When it comes to paying subcontractors for their work, you are responsible for making deductions for expenses that the subcontractor has paid for, including VAT, equipment, fuel and other relevant expenses. You can ask for proof of the expense if required.

Then, you must deduct the CIS tax based on their verification status and the tax rates HMRC has provided. These deductions will need to be sent to HMRC, along with a monthly CIS return.

You will pay the remaining wages to the subcontractor along with their payment statement detailing their wage and deductions.

4) Record keeping and reporting

As part of the CIS rules and regulations, contractors are required to keep up-to-date and accurate records of all CIS payments, deductions, and CIS returns for at least 3 years after the end of their corresponding tax year. This is essential for ensuring compliance and facilitating accurate financial reporting.

If you need assistance storing and maintaining accurate documents for CIS payroll, cloud accounting makes the process much more straightforward.

How do taxes apply to the Construction Industry Scheme?

When operating under the Construction Industry Scheme, the tax will work differently than the traditional Pay As You Earn method for employees. It all depends on the type of subcontractor you hire and what HMRC has determined their CIS tax rate.
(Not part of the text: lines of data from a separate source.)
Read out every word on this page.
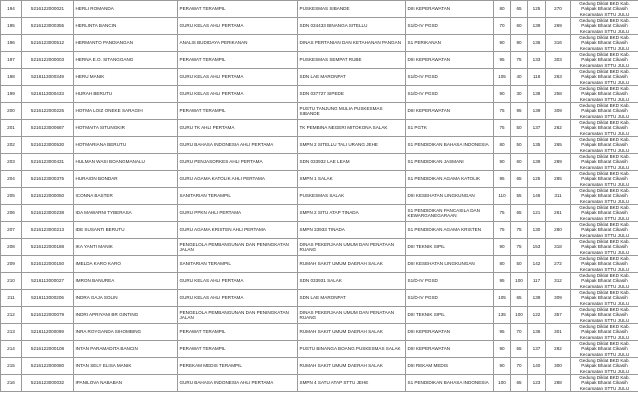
194	5216122000021	HERLI ROMANDA	PERAWAT TERAMPIL	PUSKESMAS SIBANDE	DIII KEPERAWATAN	80	65	125	270	Gedung Diklat BKD Kab. Pakpak Bharat Cikasih Kecamatan STTU JULU
195	5216123000355	HERLINTA BANCIN	GURU KELAS AHLI PERTAMA	SDN 034433 BINANGA SITELLU	S1/D-IV PGSD	70	60	139	269	Gedung Diklat BKD Kab. Pakpak Bharat Cikasih Kecamatan STTU JULU
196	5216123000512	HERMANTO PANDIANGAN	ANALIS BUDIDAYA PERIKANAN	DINAS PERTANIAN DAN KETAHANAN PANGAN	S1 PERIKANAN	90	90	136	316	Gedung Diklat BKD Kab. Pakpak Bharat Cikasih Kecamatan STTU JULU
197	5216122000003	HERNA E.O. SITANGGANG	PERAWAT TERAMPIL	PUSKESMAS SEMPAT RUBE	DIII KEPERAWATAN	95	75	133	303	Gedung Diklat BKD Kab. Pakpak Bharat Cikasih Kecamatan STTU JULU
198	5216113000349	HERU MANIK	GURU KELAS AHLI PERTAMA	SDN LAE MARONPAT	S1/D-IV PGSD	105	40	118	263	Gedung Diklat BKD Kab. Pakpak Bharat Cikasih Kecamatan STTU JULU
199	5216113000433	HIJRAH BERUTU	GURU KELAS AHLI PERTAMA	SDN 037727 SIPEDE	S1/D-IV PGSD	90	30	138	258	Gedung Diklat BKD Kab. Pakpak Bharat Cikasih Kecamatan STTU JULU
200	5216122000225	HOTMA LOIZ ONEKE SARAGIH	PERAWAT TERAMPIL	PUSTU TANJUNG MULIA PUSKESMAS SIBANDE	DIII KEPERAWATAN	75	95	139	309	Gedung Diklat BKD Kab. Pakpak Bharat Cikasih Kecamatan STTU JULU
201	5216123000687	HOTMAITA SITUNGKIR	GURU TK AHLI PERTAMA	TK PEMBINA NEGERI MITOKONA SALAK	S1 PGTK	75	50	137	262	Gedung Diklat BKD Kab. Pakpak Bharat Cikasih Kecamatan STTU JULU
202	5216123000530	HOTMARIANA BERUTU	GURU BAHASA INDONESIA AHLI PERTAMA	SMPN 2 SITELLU TALI URANG JEHE	S1 PENDIDIKAN BAHASA INDONESIA	80	50	135	265	Gedung Diklat BKD Kab. Pakpak Bharat Cikasih Kecamatan STTU JULU
203	5216123000431	HULMAN WASI BOANGMANALU	GURU PENJASORKES AHLI PERTAMA	SDN 033932 LAE LEAM	S1 PENDIDIKAN JASMANI	90	60	139	289	Gedung Diklat BKD Kab. Pakpak Bharat Cikasih Kecamatan STTU JULU
204	5216123000375	HURAION BONDAR	GURU AGAMA KATOLIK AHLI PERTAMA	SMPN 1 SALAK	S1 PENDIDIKAN AGAMA KATOLIK	95	65	125	285	Gedung Diklat BKD Kab. Pakpak Bharat Cikasih Kecamatan STTU JULU
205	5216122000050	ICONNA BASTER	SANITARIAN TERAMPIL	PUSKESMAS SALAK	DIII KESEHATAN LINGKUNGAN	110	55	146	311	Gedung Diklat BKD Kab. Pakpak Bharat Cikasih Kecamatan STTU JULU
206	5216123000238	IDA MAWARNI TYBERASA	GURU PPKN AHLI PERTAMA	SMPN 2 SITU ATAP TINADA	S1 PENDIDIKAN PANCASILA DAN KEWARGANEGARAAN	75	65	121	261	Gedung Diklat BKD Kab. Pakpak Bharat Cikasih Kecamatan STTU JULU
207	5216123000213	IDE SUSANTI BERUTU	GURU AGAMA KRISTEN AHLI PERTAMA	SMPN 33933 TINADA	S1 PENDIDIKAN AGAMA KRISTEN	75	75	130	280	Gedung Diklat BKD Kab. Pakpak Bharat Cikasih Kecamatan STTU JULU
208	5216122000188	IKA YANTI MANIK	PENGELOLA PEMBANGUNAN DAN PENINGKATAN JALAN	DINAS PEKERJAAN UMUM DAN PENATAAN RUANG	DIII TEKNIK SIPIL	90	75	153	318	Gedung Diklat BKD Kab. Pakpak Bharat Cikasih Kecamatan STTU JULU
209	5216122000150	IMELDA KARO KARO	SANITARIAN TERAMPIL	RUMAH SAKIT UMUM DAERAH SALAK	DIII KESEHATAN LINGKUNGAN	80	50	142	272	Gedung Diklat BKD Kab. Pakpak Bharat Cikasih Kecamatan STTU JULU
210	5216113000027	IMRON BANUREA	GURU KELAS AHLI PERTAMA	SDN 033931 SALAK	S1/D-IV PGSD	95	100	117	312	Gedung Diklat BKD Kab. Pakpak Bharat Cikasih Kecamatan STTU JULU
211	5216113000206	INDRA GAJA SOLIN	GURU KELAS AHLI PERTAMA	SDN LAE MARONPAT	S1/D-IV PGSD	105	65	139	309	Gedung Diklat BKD Kab. Pakpak Bharat Cikasih Kecamatan STTU JULU
212	5216122000079	INDRI APRIYANI BR GINTING	PENGELOLA PEMBANGUNAN DAN PENINGKATAN JALAN	DINAS PEKERJAAN UMUM DAN PENATAAN RUANG	DIII TEKNIK SIPIL	135	100	122	357	Gedung Diklat BKD Kab. Pakpak Bharat Cikasih Kecamatan STTU JULU
213	5216112000099	INRA ROYGANDA SIHOMBING	PERAWAT TERAMPIL	RUMAH SAKIT UMUM DAERAH SALAK	DIII KEPERAWATAN	95	70	136	301	Gedung Diklat BKD Kab. Pakpak Bharat Cikasih Kecamatan STTU JULU
214	5216122000108	INTAN PARAMADITA BANCIN	PERAWAT TERAMPIL	PUSTU BINANGA BOANG PUSKESMAS SALAK	DIII KEPERAWATAN	90	55	137	282	Gedung Diklat BKD Kab. Pakpak Bharat Cikasih Kecamatan STTU JULU
215	5216122000080	INTAN SELY ELISA MANIK	PEREKAM MEDIS TERAMPIL	RUMAH SAKIT UMUM DAERAH SALAK	DIII REKAM MEDIS	90	70	140	300	Gedung Diklat BKD Kab. Pakpak Bharat Cikasih Kecamatan STTU JULU
216	5216123000032	IPANILOVA NABABAN	GURU BAHASA INDONESIA AHLI PERTAMA	SMPN 4 SATU ATAP STTU JEHE	S1 PENDIDIKAN BAHASA INDONESIA	100	65	123	288	Gedung Diklat BKD Kab. Pakpak Bharat Cikasih Kecamatan STTU JULU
CIS ensures that income tax and National Insurance contributions are deducted before subcontractors receive any pay, ensuring tax affairs are correctly maintained in the construction industry.

As a contractor, you’ll play a key role in properly maintaining tax affairs.

Income Tax for CIS

You’ll be required to deduct income tax payments from the subcontractors’ pay following their tax status, which is determined by HMRC. It will either be a standard rate of 20% for verified subcontractors or a higher rate of 30% for unverified subcontractors.

Income Tax deductions will be directly sent to HMRX to cover subcontractors’ tax obligations.

National Insurance for CIS

Subcontractors are also subject to National Insurance contributions, as well as income tax. These NI contributions are calculated based on the subcontractor’s tax status and deducted at the same time as CIS income tax. There is no separate tax status for NI, as the flat rate covers both.

Speak to Ascott Blake for CIS payroll support

Understanding the various rules and regulations of CIS can be challenging and time-consuming, but with the help of an experienced CIS accountant, we can make managing CIS payroll easy.

At Ascott Blake, we are a dynamic accountancy firm backed by a dedicated team of chartered accountants. With a specialist focus on CIS compliance, we’ll help you navigate the unique payroll process and ensure subcontractors and HMRC get paid on time.

Our swift CIS payroll solutions can be tailored to your business, making them work for you and the people you hire. With our help, you can get a seamless CIS payroll solution at the most affordable cost.

Contact us today, and we’ll make sure your CIS payroll processes are fully taken care of.

Conclusion

Ultimately, CIS payroll is there to simplify and monitor how individuals in the construction industry calculate and pay tax. It ensures transparency and accountability between contractors and subcontractors.

As a contractor who operates under the Construction Industry Scheme, it is essential to take time to verify subcontractors and maintain accurate records. Enlisting a professional CIS accountant like Ascott Blake can significantly improve your payroll process, saving you time and providing added assurance that your business is working in line with the correct regulations.